Collectively, the liver myeloid cell atlas of HCV cure [19] is of high interest and impact by providing valuable new knowledge of the functional role of the myeloid compartment during HCV cure. A key strength of the study is the analyses of myeloid cells in the livers of infected patients using scRNA-Seq in an unbiased approach. By identifying and characterizing new myeloid cell types and associated shared immune programs involved in viral cure, the study significantly and conceptually advances our knowledge of anti-viral host immune responses during HCV elimination. It is of interest to note, that most of the patients had only mild or absent fibrosis thus only representing a subset of infected patients [19]. Although the authors did not observe a strong correlation between gene module expressions and bilirubin level or liver stiffness, further studies would be of interest to investigate whether and how fibrosis and fibrosis progressing to HCC affect the myeloid compartment and what is the role of the myeloid compartment in progression of liver disease to cancer.

Importantly, the myeloid atlas and findings of Cui, Li et al. [19] may not only be relevant for HCV cure. The discovery of novel myeloid populations and common pathways may also be exploited to target and cure other chronic viral infections of the liver, such as chronic hepatitis B or B/D. Indeed, myeloid cells have been suggested to play an important role in HBV pathogenesis [20] and immune modulation to restore dysfunctional HBV-specific immunity is one approach for new therapeutic strategies aiming at HBV cure in combination therapies [21]. Furthermore, the myeloid cell atlas and its functional conclusions will also be useful for the understanding of other immune-mediated disorders for which curative treatments are absent or unsatisfactory.

Figure. Unraveling the role of the liver myeloid compartment during hepatitis C virus cure.

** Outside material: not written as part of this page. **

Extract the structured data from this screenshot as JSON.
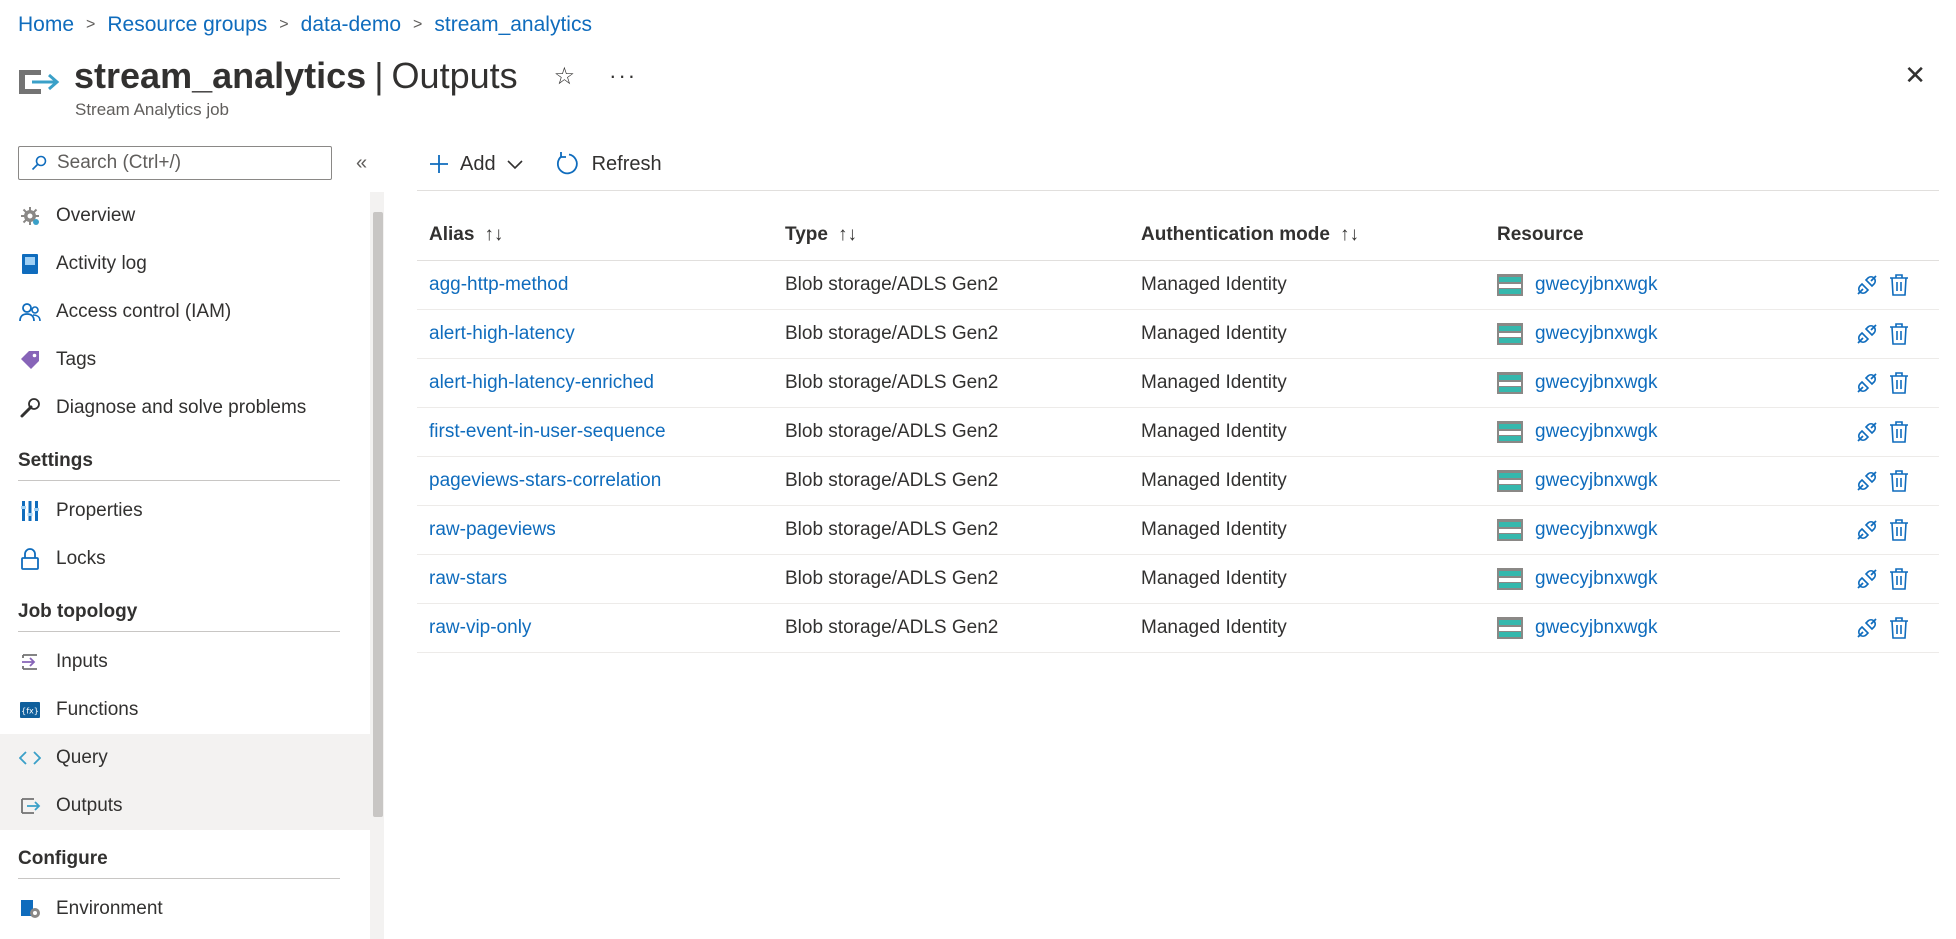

Method: Cui, Li and colleagues analyzed liver fine needle aspirates (FNAs) from HCV-infected and HCV-cured patients using cell sorting of myeloid cell populations with subsequent scRNA-Seq [19]. They identified and clustered neutrophils, eosinophils, mast cells, basophils, and different subtypes of dendritic cells (DC) and monocytes/macrophages. Main findings: ISG^high neutrophil and eosinophil populations express high level of PDL1 and of IDO respectively in HCV-infected livers, two factors involved in T cell immunosuppression. ISG expression was suppressed after DAA-cure. Proliferating conventional dendritic cells are increased after DAA cure with enhanced antigen presentation program via MCH-II. Perspectives: The authors unraveled shared gene programs associated with the restoration of immune responses and HCV cure. Identification of common pathways may be exploited to target and cure other chronic viral infections, auto-immune disorders and cancers. Figure was generated using Biorender.